Atlantic Telegraph.

Chambers's Encyclopaedia, Volume 1: A to Beaufort, p. 545

Atlantic Telegraph. The union of the Old and New Worlds by means of the electric telegraph, probably the boldest feat of electric engineering ever projected, was first suggested by Professor Morse in 1843. Various reasons prevented his ideas taking practical shape, the principal obstacle being the unknown depth of the Atlantic and the supposed rocky nature of the bottom. When, however, Lieutenant Maury of the United States navy discovered that between Ireland and Newfoundland the bed of the ocean was nearly level and covered with soft ooze, and Mr Cyrus Field and others had thoroughly discussed the practical methods, a company was formed for the purpose in 1856, to which the governments of Great Britain and the United States gave liberal guarantees.

This company, after a fruitless attempt to lay an electric cable in 1857, finally succeeded in 1858.

The cable, 2500 miles long, and weighing one ton per mile, was composed of seven fine copper wires, cased in gutta-percha, contained in a casing of hemp saturated with pitch, beeswax, and oil, the outer sheath being composed of eighteen strands of seven iron wires each. It was taken, in equal portions, on board H.M.S. Agamemnon (91 guns) and the United States frigate Niagara, spliced in mid-ocean, and finally landed; the one end by the Agamemnon at Valentia, Ireland; the other by the Niagara at Trinity Bay, Newfoundland.

The result was not encouraging. The current obtained through the wire was so weak that a congratulatory message from the Queen to the president, consisting of 90 words, took 67 minutes to transmit. After a few more messages the cable became useless.

In consequence of this failure, it was not until 1865 that capital was found to make another attempt. This time the cable was made still heavier, and the whole length, 2300 miles, weighing 4000 tons, was shipped on board one vessel, the Great Eastern. The paying-out journey was commenced at Valentia, but when the vessel was 1064 miles from that port, the cable broke from an accidental strain. After a fruitless effort to fish up the broken cable from the bottom, it was abandoned for the season. In 1866 another line, so modified in construction as to be both lighter and stronger than the previous one, was successfully laid by the Great Eastern. The 1865 cable was then, by means of the same vessel, grappled for, and brought up from a depth of two miles, spliced, and completed to Trinity Bay.

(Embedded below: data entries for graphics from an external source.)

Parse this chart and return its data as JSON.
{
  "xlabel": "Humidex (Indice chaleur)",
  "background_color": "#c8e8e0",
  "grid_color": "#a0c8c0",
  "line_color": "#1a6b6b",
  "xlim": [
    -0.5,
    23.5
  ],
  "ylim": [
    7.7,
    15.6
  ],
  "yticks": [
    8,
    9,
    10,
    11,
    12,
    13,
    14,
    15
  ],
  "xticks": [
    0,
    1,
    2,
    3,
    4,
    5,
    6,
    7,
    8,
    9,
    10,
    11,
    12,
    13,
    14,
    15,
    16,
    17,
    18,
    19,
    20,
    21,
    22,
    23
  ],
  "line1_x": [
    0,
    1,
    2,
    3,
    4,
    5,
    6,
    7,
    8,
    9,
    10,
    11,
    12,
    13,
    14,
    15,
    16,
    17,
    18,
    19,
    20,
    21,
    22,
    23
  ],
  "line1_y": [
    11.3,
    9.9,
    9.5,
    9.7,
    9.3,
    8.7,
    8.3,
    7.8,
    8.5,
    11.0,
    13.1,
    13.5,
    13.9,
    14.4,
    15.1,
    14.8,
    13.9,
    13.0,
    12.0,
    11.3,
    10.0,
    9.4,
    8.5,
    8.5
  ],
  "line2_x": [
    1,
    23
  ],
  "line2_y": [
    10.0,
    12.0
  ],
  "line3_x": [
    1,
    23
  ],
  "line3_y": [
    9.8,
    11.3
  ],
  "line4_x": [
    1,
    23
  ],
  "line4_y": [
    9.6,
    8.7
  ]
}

The practicability of laying an electric wire across the Atlantic being thus demonstrated, many lines have been projected, and several of them carried out. In 1869 a French company laid a line from Brest to St Pierre, off the south of Newfoundland. In 1873 a line was begun from Lisbon to Pernambuco in South America. This line, by means of a duplicate line from London to Lisbon, brings this country into direct communication with the whole of South America. Other two cables were laid from Valentia to Trinity Bay in 1874 and 1875. The latter, made by the Messrs Siemens, weighed only 880 pounds per mile, being the lightest cable planned for Atlantic telegraphy. One from Penzance to St Pierre was laid in 1879; another from England to Panama was completed in 1882; and in 1884 Messrs Bennett and Mackay's line was laid from Valentia to Torbay in Nova Scotia.

Altogether there have been laid across the Atlantic 15 cables, 3 of which are quite dead, 9 are in good working order, and 3 good for some purposes. When the first line was opened the rates were £20 for 20 words of 5 letters each, and 20s. for every 5 letters extra. The following year those rates were halved, and by successive reductions reached in August 1869 the rate of £1, 10s. for 10 words, and 3s. per word extra without restriction of number of letters. The rate is now from 1s. to 1s. 8d. a word, subject to occasional fluctuations from disputes among the competing lines. One of these disputes caused in 1887 a reduction of the rates to 6d. per word on the part of all companies except one, which charged 1s. Still, even at the cheapest rates, long messages are very expensive. To obviate this as far as possible, several code and cipher schemes have been devised for transmitting lengthy messages by a comparatively small number of words. These schemes, subject to certain regulations, have been accepted by the post-offices and telegraph companies. The whole Atlantic system is worked in connection with the ordinary telegraph system of the world, and, with the lines to India and Australia, may be said to bring the uttermost ends of the earth within speaking distance.

See article TELEGRAPH for an account of the science and methods employed, and for the subject of Submarine Telegraphy.